Justice. Photos by Jeanine Anderson

Really? I’m sure we’re not going to the same Justice shows, but I live in Seattle, a city known for folded-arms and polite applause (a stereotype I help perpetuate, by the way) and I couldn’t help but draw a completely different opinion.

On Monday night, Justice found themselves back in Seattle to headline the MySpace Music Tour with MIA’s most famous collaborator Diplo opening. The show was sold out well in advance but, as The Stranger’s Eric Grandy also noted, it never felt uncomfortably packed. I thought they could have easily fit another 75-100 people in there before it would have been unreasonably full.

Justice. Photos by Jeanine Anderson

When I saw the duo at Neumo’s last fall, not a single extra person could have fit into the club with a crowbar. It didn’t help that it felt like a furnace in there (how many years have we been bitching about that?), but people wanted to dance; they just didn’t have the room. That wasn’t a problem for the crowd at the much larger Showbox Sodo. Burns’ essay had the subtitle “The perils of hyping dance music you can’t really dance to.” The very large crowd on Monday never read that you couldn’t dance to Justice. They were doing just fine, thank you very much. Yes, this was part of MySpace’s tour, so it wasn’t an indie rock crowd, per se. That was both a blessing (They aren’t quite as cynical about going to shows and genuinely seemed happy to be there. Some rave kids on ecstasy were a little too happy, but that’s another matter) and a curse (lord knows how many photos I almost interrupted on trips to and from the bar or restroom).
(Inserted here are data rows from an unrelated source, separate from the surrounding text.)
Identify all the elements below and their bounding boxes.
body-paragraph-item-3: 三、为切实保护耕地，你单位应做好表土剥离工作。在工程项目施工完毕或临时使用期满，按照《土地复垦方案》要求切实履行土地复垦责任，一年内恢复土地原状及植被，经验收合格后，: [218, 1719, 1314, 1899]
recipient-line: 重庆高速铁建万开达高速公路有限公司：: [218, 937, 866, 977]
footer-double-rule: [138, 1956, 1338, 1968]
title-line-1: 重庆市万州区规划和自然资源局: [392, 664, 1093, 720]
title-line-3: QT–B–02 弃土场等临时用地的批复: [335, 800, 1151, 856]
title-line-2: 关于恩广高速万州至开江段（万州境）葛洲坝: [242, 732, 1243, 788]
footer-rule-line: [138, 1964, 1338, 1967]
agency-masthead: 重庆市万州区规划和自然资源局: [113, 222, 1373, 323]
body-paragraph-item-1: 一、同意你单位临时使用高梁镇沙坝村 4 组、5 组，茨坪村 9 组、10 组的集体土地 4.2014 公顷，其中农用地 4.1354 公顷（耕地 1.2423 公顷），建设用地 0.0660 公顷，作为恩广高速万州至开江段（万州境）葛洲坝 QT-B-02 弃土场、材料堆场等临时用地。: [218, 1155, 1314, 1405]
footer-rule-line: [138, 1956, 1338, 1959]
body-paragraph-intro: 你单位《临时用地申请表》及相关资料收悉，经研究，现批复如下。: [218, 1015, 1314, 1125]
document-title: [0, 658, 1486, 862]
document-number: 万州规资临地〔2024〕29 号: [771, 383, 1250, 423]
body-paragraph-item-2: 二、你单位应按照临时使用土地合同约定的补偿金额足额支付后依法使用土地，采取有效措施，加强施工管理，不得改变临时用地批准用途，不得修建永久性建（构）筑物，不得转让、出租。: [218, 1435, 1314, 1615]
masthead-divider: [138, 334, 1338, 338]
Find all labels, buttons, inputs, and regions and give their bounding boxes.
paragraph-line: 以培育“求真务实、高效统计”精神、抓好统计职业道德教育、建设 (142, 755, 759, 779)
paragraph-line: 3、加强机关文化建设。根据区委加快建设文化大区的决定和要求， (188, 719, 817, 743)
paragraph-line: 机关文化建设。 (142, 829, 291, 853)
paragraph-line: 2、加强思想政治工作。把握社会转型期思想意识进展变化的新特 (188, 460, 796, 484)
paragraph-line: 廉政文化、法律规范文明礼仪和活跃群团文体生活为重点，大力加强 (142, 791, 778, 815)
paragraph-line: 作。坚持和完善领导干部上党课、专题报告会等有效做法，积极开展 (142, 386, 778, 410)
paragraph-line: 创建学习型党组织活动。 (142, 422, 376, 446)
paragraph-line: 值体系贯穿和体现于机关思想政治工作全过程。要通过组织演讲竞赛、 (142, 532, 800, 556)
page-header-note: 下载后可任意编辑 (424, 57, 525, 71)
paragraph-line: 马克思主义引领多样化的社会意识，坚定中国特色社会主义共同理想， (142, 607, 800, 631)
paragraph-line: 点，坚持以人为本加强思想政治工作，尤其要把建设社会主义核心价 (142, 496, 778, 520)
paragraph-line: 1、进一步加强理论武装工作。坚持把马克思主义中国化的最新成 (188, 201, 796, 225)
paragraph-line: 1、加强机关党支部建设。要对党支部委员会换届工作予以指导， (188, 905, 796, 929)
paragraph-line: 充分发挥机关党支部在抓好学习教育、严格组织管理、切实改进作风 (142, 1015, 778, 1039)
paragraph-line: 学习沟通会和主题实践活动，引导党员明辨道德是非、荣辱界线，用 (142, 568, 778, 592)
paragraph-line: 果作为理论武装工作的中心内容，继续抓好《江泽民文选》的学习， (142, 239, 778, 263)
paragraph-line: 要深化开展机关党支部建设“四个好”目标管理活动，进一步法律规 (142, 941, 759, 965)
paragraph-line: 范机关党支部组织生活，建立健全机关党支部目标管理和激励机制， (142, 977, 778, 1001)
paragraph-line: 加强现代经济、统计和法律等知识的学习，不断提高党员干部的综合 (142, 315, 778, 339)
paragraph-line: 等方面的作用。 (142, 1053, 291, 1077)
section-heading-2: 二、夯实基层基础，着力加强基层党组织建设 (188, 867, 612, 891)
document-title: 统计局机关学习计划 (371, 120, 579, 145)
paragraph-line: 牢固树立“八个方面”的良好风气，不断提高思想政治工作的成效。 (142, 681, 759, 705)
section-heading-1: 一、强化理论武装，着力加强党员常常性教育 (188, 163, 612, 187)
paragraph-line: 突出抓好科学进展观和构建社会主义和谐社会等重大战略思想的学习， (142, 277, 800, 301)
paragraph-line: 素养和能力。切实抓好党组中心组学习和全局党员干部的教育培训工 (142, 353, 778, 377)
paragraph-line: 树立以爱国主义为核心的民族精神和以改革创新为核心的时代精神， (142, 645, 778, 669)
Watching Justice perform live it is easy to understanding where the hype comes from. They sound like a rock band, truth be told. They could form a rock band and play their songs in a rock club, like LCD Soundsystem does because they sample enough guitar songs and have a consistent beat. Live there were moments that were thrilling. Other times it was obvious how thin their catalogue (they frequently sampled their own songs throughout the night, and it felt forced at times. After the first few times of hearing samples from “D.A.N.C.E.” it just seemed manipulative (hey, there’s the hook from “D.AN.C.E.” – it must be time to you-know-what – which was one of the few legitimate points Burns made). At other times, they threw in some unexpected breaks and got the crowd to follow them wherever they wanted to go. Justice has the knack to understand their crowd and the hooks to keep them interested for more than an hour. Diplo, on the other hand, was also great but it seemed as though he felt frustrated throughout his set, saying “come on Seattle!” every ten minutes or so. I still saw quite a few people dancing, but this was clearly Justice’s audience. Well, Justice’s and MySpace’s.

Justice. Photos by Jeanine Anderson

I imagine most people were pleased with Justice’s set. I definitely was. They danced, they sang along to “We Are Your Friends” and seemed to, overall, have a great time. People love Justice, as they should and it is nothing to be ashamed of.